Forced HTTPS on web site
Andrew Savchenko
bircoph at gmail.com
Wed Mar 14 14:32:28 UTC 2012
Hello,
On Wed, 14 Mar 2012 12:33:49 +0100 Alexander Kriegisch wrote:
> Andrew Savchenko, 09.03.2012 15:51:
[...]
> > Commercial certificate is not necessary, CACert certificates are
> > acknowledged by any sane browser and may be obtained for free after
> > registration.
>
> One more comment about this statement, because it surprised me and I
> just got around to testing it today. The result is as it always was: no
> browser I tested (current release versions of Chrome, FF, Opera, IE)
> trusts the CAcert root certificate, every single one shows a warning.

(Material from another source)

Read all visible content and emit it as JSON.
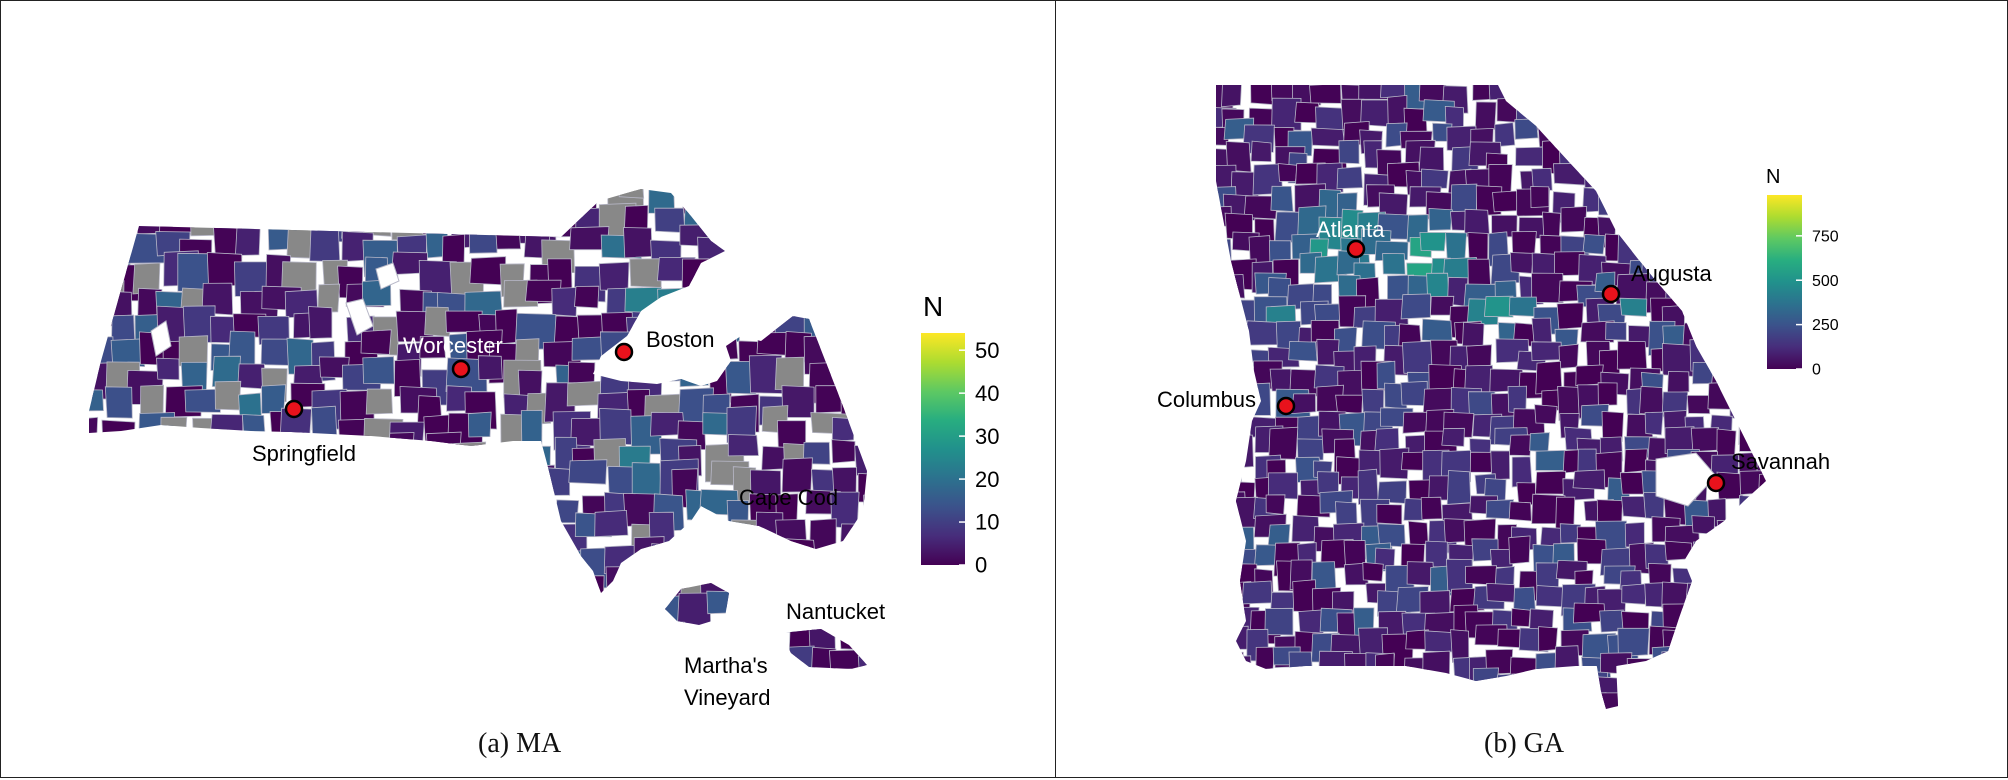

This does not depend on your browser, but depends on your system SSL
configuration. On all my boxes Gentoo is used. File
/usr/share/ca-certificates/cacert.org/cacert.org.crt
is included in the standard app-misc/ca-certificates package taken by
Gentoo from Debian:
http://packages.debian.org/sid/ca-certificates
That's why at least in these distributions it will work, Ubuntu
probably follows. If not, update your system. If you have no
system-wide certificate lists, than your system is broken. If your
distribution does not support this certificate, then ask maintainers
to fix this problem.
> Anything else would have been a surprise to me.
Then install Debian or Gentoo and be surprised
> Getting automatic trust
> on such certificates would be a security nightmare. Even with WOT
> notaries it is not much better.
Please prove this statement, if you are implying that free of change
CA is less secure. Payment of some little amount of money has nothing
to do with CA security (but has with CA welfare).
Currently used SSL scheme has very little security, its more like an
illusion of security, because any of about 200 CA can sign certificate
any domain. And use of commercial CA changes nothing. Recent events
with Comodo and DigiNotar CAs prove my statement.
The real solution will be use of web of trust with high number of
minimal certificate signers. Only when CA is signed with multiple CAs
(let's say ten) than you may trust it. But current SSL scheme is
simply not capable for this kind of work.